Rassegna stampa

Nomine, la Lega alza il tiro

Fuochi di guerra leghista sul territorio. A giugno si vota due volte: Europee e Amministrative. E il Carroccio scalda i motori, alza il tiro, rinfocola la chiamata alle armi identitaria. All’insegna dell’efficacissimo claim territorio contro poteri forti, o anche solo milanesi.
L’ultimo petardo l’ha sparato ieri il sottosegretario all’Economia, Daniele Molgora, ala bresciana della Lega, in risposta al piano di A2A che investe 140 milioni su Brescia e sposta tre sedi. «Il nostro dissenso è totale – nota Molgora – perché non ci può bastare un semplice piatto di lenticchie. Forse la nostra colpa è rapportare queste notizie al piano d’investimenti 2006-2010 pari a 1,3 miliardi, che la nostra Asm varò pur sviluppando un fatturato di oltre due terzi inferiore rispetto a quello attuale di A2A. Insomma troppo amaro il boccone per essere digerito senza neppure alzare la voce».

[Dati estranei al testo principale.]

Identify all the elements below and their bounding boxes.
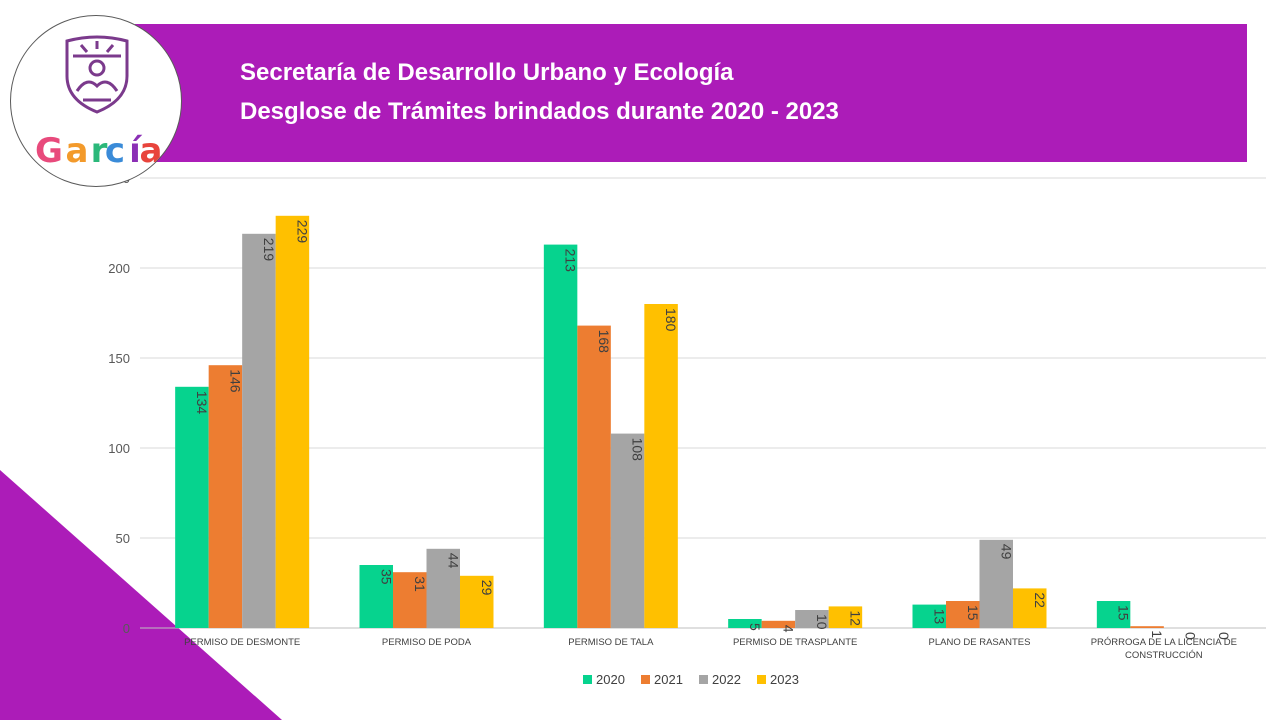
- data-label: 15: [1116, 605, 1132, 621]
- page-title: Secretaría de Desarrollo Urbano y Ecolog…: [240, 59, 734, 86]
- bar: [577, 325, 611, 628]
- bar: [1096, 601, 1131, 628]
- data-label: 229: [294, 220, 310, 244]
- data-label: 35: [378, 569, 394, 585]
- data-label: 10: [814, 614, 830, 630]
- data-label: 4: [780, 625, 796, 633]
- logo-letter: a: [140, 131, 163, 171]
- legend-swatch: [583, 675, 592, 684]
- data-label: 180: [663, 308, 679, 332]
- bar: [175, 386, 209, 628]
- data-label: 0: [1183, 632, 1199, 640]
- bar: [460, 575, 494, 628]
- data-label: 0: [1216, 632, 1232, 640]
- x-tick-label: PERMISO DE TALA: [568, 637, 654, 648]
- bar: [946, 601, 980, 628]
- bar: [644, 304, 678, 628]
- y-tick-label: 100: [108, 441, 130, 456]
- x-tick-label: PLANO DE RASANTES: [929, 637, 1031, 648]
- legend-swatch: [757, 675, 766, 684]
- bar: [426, 548, 460, 628]
- x-tick-label: PRÓRROGA DE LA LICENCIA DE: [1091, 637, 1237, 648]
- bar: [275, 215, 310, 629]
- y-tick-label: 150: [108, 351, 130, 366]
- data-label: 12: [847, 610, 863, 626]
- bar: [1130, 626, 1164, 628]
- bar: [979, 539, 1013, 628]
- legend-swatch: [699, 675, 708, 684]
- page-subtitle: Desglose de Trámites brindados durante 2…: [240, 98, 839, 125]
- data-label: 134: [194, 391, 210, 415]
- data-label: 15: [965, 605, 981, 621]
- data-label: 219: [261, 238, 277, 262]
- bar: [208, 365, 243, 628]
- bar: [543, 244, 578, 628]
- x-tick-label: PERMISO DE DESMONTE: [184, 637, 300, 648]
- legend-label: 2020: [596, 672, 625, 687]
- data-label: 146: [227, 369, 243, 393]
- data-label: 108: [630, 438, 646, 462]
- data-label: 31: [412, 576, 428, 592]
- logo-letter: r: [91, 131, 108, 171]
- data-label: 213: [563, 249, 579, 273]
- bar: [795, 610, 829, 628]
- bar: [393, 572, 427, 628]
- data-label: 1: [1149, 630, 1165, 638]
- data-label: 168: [596, 330, 612, 354]
- x-tick-label: PERMISO DE PODA: [382, 637, 472, 648]
- bar: [728, 619, 762, 628]
- bar: [359, 565, 393, 628]
- bar: [828, 606, 863, 628]
- data-label: 5: [747, 623, 763, 631]
- data-label: 44: [445, 553, 461, 569]
- legend-label: 2021: [654, 672, 683, 687]
- bar: [242, 233, 276, 629]
- legend-label: 2023: [770, 672, 799, 687]
- bar: [610, 433, 645, 628]
- data-label: 22: [1032, 592, 1048, 608]
- bar: [1013, 588, 1047, 628]
- y-tick-label: 0: [123, 621, 130, 636]
- logo-letter: í: [129, 131, 143, 171]
- x-tick-label: PERMISO DE TRASPLANTE: [733, 637, 857, 648]
- bar: [761, 620, 796, 628]
- header-banner: [135, 24, 1247, 162]
- legend-swatch: [641, 675, 650, 684]
- y-tick-label: 200: [108, 261, 130, 276]
- logo-letter: c: [105, 131, 125, 171]
- x-tick-label: CONSTRUCCIÓN: [1125, 650, 1203, 661]
- corner-decoration: [0, 470, 282, 720]
- data-label: 49: [998, 544, 1014, 560]
- logo-letter: G: [35, 131, 63, 171]
- data-label: 13: [931, 609, 947, 625]
- data-label: 29: [479, 580, 495, 596]
- legend-label: 2022: [712, 672, 741, 687]
- logo-letter: a: [66, 131, 89, 171]
- y-tick-label: 50: [116, 531, 130, 546]
- bar: [912, 604, 946, 628]
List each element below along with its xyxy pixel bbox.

Morale: per Molgora «è un risultato che mortifica e penalizza Brescia evidentemente succube e prona ad una Milano colonizzatrice che invece detiene ben salde le leve delle direzioni strategiche e operative». Ovviamente, dietro la tirata campanilista del sottosegretario s’intravede in controluce il vecchio revanchismo post fusione energetica. Una parte dei bresciani è convinta di essersi svenduta ai milanesi. E questo permette al Carroccio di giocarsi in chiave di sindacato del territorio, facendo pressioni per rimuovere Renzo Capra, espressione della vecchia amministrazione ulivista, e aprire un nuovo giro di nomine.

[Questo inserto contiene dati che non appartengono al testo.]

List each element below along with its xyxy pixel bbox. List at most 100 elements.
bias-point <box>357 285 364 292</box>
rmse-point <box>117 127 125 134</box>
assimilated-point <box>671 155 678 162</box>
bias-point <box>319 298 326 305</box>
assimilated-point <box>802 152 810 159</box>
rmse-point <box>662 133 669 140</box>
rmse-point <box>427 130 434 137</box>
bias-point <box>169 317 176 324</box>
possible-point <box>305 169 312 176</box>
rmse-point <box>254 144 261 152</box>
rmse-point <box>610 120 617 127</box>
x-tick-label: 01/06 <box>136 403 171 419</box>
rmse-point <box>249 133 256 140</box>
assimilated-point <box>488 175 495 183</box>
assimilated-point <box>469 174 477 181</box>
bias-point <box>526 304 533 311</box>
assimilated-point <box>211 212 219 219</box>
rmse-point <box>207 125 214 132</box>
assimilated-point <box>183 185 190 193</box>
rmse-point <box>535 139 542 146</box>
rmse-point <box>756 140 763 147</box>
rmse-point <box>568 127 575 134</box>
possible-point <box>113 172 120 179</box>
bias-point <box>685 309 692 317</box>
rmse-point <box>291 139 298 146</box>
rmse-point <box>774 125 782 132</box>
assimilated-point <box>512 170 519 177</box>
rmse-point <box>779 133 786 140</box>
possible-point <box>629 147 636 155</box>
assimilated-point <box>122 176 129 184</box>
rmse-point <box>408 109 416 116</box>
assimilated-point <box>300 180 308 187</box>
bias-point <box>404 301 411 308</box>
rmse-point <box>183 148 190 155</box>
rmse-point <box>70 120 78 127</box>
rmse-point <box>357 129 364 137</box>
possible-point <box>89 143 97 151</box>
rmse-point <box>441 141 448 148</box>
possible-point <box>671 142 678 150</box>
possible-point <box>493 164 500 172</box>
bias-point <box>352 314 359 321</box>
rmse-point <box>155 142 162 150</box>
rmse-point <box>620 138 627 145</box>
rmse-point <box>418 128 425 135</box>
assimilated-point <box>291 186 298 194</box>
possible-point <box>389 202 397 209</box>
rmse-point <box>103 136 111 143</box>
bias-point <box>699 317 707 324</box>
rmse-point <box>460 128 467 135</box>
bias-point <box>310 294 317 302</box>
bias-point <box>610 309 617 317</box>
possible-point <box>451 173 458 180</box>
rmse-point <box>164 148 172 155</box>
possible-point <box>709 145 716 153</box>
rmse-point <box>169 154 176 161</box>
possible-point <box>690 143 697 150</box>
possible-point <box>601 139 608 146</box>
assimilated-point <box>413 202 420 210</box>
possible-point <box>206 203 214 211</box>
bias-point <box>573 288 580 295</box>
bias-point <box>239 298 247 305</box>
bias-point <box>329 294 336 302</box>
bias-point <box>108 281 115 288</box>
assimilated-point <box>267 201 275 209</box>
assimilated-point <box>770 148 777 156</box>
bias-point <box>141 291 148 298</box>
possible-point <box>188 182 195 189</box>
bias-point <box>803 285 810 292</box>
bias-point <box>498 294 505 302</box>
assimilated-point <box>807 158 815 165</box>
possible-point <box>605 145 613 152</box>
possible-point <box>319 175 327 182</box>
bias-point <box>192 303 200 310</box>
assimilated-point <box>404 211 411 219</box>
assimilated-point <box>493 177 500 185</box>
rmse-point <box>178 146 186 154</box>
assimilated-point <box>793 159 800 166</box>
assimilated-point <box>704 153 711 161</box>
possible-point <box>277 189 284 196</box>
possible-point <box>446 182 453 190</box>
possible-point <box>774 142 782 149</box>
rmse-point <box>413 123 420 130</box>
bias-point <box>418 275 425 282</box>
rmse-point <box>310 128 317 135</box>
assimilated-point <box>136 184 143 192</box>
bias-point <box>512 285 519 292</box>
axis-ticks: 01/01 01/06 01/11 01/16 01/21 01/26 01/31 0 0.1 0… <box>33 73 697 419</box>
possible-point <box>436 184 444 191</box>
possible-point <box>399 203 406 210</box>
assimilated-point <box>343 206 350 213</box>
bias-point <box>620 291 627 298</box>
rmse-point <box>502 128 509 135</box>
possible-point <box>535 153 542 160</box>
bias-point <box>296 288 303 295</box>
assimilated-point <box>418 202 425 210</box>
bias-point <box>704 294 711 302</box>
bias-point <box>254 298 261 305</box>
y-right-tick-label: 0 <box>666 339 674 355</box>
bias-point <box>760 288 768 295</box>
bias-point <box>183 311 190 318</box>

A2A a parte, c’è sempre il tormentone Expo 2015 a incombere. Per la Lega l’evento è strategico, significa poter gestire potere, appalti e quindi consenso sui prossimi sette anni. Il punto è che il sindaco Moratti ha tenuti fuori il partito di Bossi e il suo uomo, Leonardo Carioni, dal board di SoGe. Di qui la guerriglia scatenata dal presidente del collegio sindacale, Dario Fruscio, e l’allarme commissariamento lanciato dal sottosegretario Castelli, magari solo per spingere il sindaco di Milano al passo indietro dell’a.d. in pectore, Paolo Glisenti, che non piace a Tremonti e a Berlusconi ma neppure al Carroccio. Non a caso, ieri, mentre si sbloccava l’iter della ricapitalizzazione di SoGe, ha rotto gli indugi con Matteo Salvini: «Se Glisenti o chi per esso è uno dei problemi – ha spiegato il deputato Lumbard – trattandosi di uomini responsabili, penso che possano prendere in considerazione l’ipotesi che l’Expo ha la priorità su tutto e quindi fare un passo indietro».
Ma a loro volta Expo e A2A non sono le uniche partite su cui la Lega sta mettendo becco, questiona, frena, interviene alla vigilia del voto. La madre di tutte le partite è il rinnovo dei vertici di Fiera Milano, capofila di un’infornata di nomine che riguarda 43 poltrone nelle controllate della Regione. Tant’è vero che l’ipotesi che monta in queste ore è rinviare il risiko di Fiera dal 30 marzo al 30 giugno, cioè dopo il voto, quando verranno disegnati i nuovi rapporti di forza tra Lega-An-FI e, a sua volta, dentro il partito di Berlusconi tra laici e ciellini.